The growing of selected “elite” galip trees among smallholder farmers since 2008 has not adequately catered for this.
Therefore, our long-term vision is to develop a suitable clonal seed system to sustain the supply of quality nuts.
Nari has taken several years to acquire and maintain elite galip materials or seedlings at its Islands Regional Centre at Kerevat, East New Britain.
Elite galip materials are selected from existing wild and domesticated seedling types that possess a range of superior qualities.

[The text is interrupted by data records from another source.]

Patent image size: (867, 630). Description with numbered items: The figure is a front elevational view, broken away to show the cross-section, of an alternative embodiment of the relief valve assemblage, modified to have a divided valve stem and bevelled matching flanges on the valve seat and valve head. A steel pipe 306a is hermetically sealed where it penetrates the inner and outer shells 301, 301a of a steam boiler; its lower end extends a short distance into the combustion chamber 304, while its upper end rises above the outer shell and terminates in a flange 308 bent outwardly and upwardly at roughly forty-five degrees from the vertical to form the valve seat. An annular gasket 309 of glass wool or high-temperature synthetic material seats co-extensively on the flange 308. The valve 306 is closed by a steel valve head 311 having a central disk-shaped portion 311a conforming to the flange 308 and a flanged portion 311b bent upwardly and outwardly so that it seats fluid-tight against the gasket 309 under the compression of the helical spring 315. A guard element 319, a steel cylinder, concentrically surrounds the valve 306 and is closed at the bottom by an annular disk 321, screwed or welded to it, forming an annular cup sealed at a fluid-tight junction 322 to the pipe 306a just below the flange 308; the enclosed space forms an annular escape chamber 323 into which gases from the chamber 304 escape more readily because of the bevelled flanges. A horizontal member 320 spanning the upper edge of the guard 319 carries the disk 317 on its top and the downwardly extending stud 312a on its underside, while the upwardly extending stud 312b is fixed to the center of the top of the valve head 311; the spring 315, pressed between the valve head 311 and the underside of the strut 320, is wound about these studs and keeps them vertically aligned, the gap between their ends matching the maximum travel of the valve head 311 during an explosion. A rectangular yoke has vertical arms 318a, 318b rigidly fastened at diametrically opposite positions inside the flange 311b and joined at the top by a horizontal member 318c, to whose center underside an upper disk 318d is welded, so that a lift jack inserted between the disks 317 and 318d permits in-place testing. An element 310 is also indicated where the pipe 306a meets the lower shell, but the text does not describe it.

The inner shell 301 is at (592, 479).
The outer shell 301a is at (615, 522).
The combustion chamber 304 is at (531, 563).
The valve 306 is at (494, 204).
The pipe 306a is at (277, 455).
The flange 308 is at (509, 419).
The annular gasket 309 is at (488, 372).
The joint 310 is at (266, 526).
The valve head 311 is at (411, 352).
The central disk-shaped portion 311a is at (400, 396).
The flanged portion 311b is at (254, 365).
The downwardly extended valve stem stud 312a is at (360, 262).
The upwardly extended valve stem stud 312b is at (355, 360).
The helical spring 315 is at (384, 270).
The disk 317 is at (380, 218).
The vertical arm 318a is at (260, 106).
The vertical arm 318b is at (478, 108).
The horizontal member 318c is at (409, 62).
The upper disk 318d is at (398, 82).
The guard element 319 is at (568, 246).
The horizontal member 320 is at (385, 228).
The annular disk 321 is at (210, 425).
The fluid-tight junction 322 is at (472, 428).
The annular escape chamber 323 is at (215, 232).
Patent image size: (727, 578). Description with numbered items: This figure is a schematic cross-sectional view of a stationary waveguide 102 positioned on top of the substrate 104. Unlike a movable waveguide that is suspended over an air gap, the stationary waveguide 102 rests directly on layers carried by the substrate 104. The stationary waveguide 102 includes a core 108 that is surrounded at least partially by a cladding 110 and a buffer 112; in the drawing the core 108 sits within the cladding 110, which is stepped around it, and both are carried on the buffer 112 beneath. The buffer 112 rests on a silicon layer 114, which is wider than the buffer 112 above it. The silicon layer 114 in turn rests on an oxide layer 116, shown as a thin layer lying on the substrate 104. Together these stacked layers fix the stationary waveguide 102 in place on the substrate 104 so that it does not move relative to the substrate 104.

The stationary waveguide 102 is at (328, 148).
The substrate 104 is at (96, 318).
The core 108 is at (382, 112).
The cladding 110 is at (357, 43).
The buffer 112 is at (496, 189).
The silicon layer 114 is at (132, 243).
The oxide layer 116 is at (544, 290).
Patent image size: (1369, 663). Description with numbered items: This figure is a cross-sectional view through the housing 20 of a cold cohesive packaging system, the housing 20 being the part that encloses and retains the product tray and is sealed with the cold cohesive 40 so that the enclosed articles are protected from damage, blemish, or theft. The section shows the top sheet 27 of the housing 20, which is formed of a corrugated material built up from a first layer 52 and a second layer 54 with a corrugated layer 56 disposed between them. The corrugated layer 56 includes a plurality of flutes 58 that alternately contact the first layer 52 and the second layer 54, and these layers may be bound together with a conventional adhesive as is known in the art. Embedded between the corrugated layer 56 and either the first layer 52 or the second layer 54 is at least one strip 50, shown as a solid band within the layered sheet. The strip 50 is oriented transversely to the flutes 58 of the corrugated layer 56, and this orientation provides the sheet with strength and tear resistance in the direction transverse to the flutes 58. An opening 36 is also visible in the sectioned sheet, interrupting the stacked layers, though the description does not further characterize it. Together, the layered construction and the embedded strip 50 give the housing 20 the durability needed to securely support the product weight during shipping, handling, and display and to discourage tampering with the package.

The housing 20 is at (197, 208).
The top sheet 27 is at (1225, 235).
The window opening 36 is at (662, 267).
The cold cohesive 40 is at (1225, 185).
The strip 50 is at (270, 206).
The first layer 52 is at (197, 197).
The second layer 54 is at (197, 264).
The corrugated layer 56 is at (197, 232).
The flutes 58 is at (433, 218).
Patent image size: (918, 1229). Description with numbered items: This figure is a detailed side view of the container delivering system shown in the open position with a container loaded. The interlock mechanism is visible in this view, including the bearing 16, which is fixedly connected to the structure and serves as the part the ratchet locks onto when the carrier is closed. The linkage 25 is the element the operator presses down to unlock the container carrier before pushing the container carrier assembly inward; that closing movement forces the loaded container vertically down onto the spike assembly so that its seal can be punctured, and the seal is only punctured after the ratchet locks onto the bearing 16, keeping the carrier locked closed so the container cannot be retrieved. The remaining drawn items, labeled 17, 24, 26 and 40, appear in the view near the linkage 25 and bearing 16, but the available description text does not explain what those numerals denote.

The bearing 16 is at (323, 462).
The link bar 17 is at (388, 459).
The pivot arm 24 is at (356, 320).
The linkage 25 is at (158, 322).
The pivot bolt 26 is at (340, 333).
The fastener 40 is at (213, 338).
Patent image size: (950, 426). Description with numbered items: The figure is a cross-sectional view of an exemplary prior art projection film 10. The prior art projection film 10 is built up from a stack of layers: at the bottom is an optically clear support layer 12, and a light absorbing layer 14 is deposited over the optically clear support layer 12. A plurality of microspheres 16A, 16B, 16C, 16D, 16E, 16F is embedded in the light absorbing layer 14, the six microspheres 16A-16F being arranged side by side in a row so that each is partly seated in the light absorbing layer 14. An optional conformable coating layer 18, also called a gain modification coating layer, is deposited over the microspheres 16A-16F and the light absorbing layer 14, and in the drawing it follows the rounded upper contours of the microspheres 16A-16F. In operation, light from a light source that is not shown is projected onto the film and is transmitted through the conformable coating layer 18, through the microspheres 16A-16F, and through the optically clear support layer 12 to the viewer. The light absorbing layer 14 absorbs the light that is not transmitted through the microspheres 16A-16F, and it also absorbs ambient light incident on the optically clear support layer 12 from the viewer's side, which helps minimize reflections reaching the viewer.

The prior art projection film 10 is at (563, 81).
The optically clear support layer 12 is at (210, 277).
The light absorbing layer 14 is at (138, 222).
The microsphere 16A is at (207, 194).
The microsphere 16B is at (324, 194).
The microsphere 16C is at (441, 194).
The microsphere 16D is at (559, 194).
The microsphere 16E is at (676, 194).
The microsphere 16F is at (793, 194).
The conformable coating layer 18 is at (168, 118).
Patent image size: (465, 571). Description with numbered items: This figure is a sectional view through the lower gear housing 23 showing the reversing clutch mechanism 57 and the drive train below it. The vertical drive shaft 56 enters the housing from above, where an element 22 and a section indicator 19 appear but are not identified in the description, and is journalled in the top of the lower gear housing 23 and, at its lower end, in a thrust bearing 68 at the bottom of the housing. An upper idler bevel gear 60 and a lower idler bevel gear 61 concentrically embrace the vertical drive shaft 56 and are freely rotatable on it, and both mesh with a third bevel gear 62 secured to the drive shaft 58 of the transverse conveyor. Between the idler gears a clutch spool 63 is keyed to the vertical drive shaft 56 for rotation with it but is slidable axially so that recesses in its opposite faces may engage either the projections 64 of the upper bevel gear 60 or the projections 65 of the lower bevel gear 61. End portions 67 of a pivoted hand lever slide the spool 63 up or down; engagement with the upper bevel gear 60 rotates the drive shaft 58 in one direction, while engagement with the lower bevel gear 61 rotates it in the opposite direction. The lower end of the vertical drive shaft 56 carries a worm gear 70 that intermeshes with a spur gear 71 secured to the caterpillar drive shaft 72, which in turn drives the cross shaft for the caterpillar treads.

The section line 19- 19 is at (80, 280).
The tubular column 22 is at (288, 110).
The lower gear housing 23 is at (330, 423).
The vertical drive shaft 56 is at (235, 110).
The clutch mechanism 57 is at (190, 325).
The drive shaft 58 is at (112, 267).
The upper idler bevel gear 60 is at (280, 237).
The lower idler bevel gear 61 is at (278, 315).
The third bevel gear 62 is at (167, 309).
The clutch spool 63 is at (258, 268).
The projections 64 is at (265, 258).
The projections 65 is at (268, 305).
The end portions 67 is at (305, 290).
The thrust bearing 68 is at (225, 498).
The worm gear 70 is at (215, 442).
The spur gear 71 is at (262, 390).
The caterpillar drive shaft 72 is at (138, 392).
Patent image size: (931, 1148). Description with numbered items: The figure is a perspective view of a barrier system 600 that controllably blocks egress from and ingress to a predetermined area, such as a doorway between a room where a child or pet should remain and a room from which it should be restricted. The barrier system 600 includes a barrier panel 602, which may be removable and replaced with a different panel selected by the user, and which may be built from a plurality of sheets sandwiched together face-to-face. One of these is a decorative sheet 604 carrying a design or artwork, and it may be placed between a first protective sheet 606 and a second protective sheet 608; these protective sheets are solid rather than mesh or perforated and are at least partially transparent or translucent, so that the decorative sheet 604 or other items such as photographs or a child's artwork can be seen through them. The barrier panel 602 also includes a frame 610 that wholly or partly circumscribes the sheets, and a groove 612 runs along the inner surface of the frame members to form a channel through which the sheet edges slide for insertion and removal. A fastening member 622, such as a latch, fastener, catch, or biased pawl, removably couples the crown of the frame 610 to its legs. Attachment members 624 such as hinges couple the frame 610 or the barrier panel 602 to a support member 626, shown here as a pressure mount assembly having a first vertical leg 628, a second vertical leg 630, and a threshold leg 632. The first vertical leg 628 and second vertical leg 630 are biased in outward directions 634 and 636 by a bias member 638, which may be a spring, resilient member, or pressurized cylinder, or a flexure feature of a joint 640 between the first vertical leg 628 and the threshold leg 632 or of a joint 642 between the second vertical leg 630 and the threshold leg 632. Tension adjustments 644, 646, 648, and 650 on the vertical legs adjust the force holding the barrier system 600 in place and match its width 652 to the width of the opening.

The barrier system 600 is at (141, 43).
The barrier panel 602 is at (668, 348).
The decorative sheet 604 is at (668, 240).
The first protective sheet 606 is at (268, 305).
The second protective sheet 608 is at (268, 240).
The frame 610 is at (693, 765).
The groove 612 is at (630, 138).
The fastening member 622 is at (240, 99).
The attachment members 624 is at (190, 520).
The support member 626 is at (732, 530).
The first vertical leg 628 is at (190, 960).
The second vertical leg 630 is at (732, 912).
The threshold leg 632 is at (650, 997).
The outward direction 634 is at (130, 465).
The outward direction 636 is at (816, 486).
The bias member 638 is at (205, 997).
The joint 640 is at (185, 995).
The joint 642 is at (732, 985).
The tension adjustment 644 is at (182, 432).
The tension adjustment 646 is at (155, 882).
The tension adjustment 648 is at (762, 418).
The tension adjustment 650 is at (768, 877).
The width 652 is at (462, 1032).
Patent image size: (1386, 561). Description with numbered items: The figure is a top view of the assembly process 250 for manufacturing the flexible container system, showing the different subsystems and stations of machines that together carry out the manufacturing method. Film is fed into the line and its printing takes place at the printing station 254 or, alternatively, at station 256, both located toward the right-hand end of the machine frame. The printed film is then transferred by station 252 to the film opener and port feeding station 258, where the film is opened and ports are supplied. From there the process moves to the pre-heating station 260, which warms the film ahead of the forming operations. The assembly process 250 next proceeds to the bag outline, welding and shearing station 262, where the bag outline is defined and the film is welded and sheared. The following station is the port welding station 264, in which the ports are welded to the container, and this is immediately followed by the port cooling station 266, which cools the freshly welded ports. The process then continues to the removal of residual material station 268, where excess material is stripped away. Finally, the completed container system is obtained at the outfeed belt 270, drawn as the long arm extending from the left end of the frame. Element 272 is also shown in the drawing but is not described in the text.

Targeted qualities include trees that can bear early, high yields of nuts that have:
Desired sizes;

  • High kernel to nut ratio;
  • high oil content; and,
  • Are easy to crack and process.
Matured galip branches that have grown roots.
Potted galip branches in nursery

These qualities have made it easy for us to monitor and address quality issues for any seedling sourced from Nari.
For example, if a matured, early bearing galip crop was found to have low kernel to nut ratio; its batch number can be retraced and replaced with one with a higher ratio.
In the short term, we have been using this approach to encourage galip farming among rural communities by supplying elite materials that possess the desired features to smallholder galip farmers.
They are using these to farm early bearing trees that produce high yields of quality nuts to meet their income and food security needs.
However, we have identified certain limitations with yields from elite galip trees.
Firstly, seasonal variations among different types of elite galip trees create unsteady levels of output.
Due to that, there, are therefor, increased differences in the quality of production to effectively meet market standards and demands.
In fact, studies have established that trees grown from elite materials can vary greatly in both tree and nut characteristics.
Our long term plan to address this is to develop a superior galip seed system and phase out the use of elite materials.
The focus here is to use the cloning technology.
Galip cloning is the process of making a new plant using other parts of a galip crop instead of its seeds seedlings.
For example, when you cut a branch and grow it into a new plant, you have created a clone of the original galip plant.
The new plant will give “true” features of the galip trees from which it was cloned.
This will enable us develop suitable galip varieties and prove that it is possible to mass produce galip clone crops for commercial purposes.
The advantages of galip cloning are multitude.

Galip nursery at Kerevat, East New Britain

It allows a farmer to have access to both early and late maturing galip crops so that seasonality is spread over the year enhancing continuous supply of nuts for the galip factory.
This means that the farmer will be able to have access to a sustainable means of income.
In a similar manner, farmers will be able to supply galip nuts that have high oil content only or have larger size kernels for product development or smaller size kernels for oil production Moreover, cloning enables the farmer to excess galip planting materials that can produce high nut yields that are easy to crack.
In this way, farmers will be able to supply more nuts required for factory processing.
Nari has to build its capacity to explore and develop the potential of the clone technology.
This will need ample support from the government and interested stakeholders.
Further research is needed to establish suitable propagation and multiplication techniques to mass produce clonal galip crops that can maintain the desired qualities provided by elite seedlings.
Local experts have to be trained to sustain the clonal galip production programme, going forward.
We are keen to continue collaborating with our partners to develop appropriate technologies to boost our infant galip industry and ultimately contribute towards attaining goals set in our country’s major development policies, like Vision 2050.

  • Matthew Poienou is the research information officer based at Nari’s Islands Regional Centre at Kerevat, East New Britain.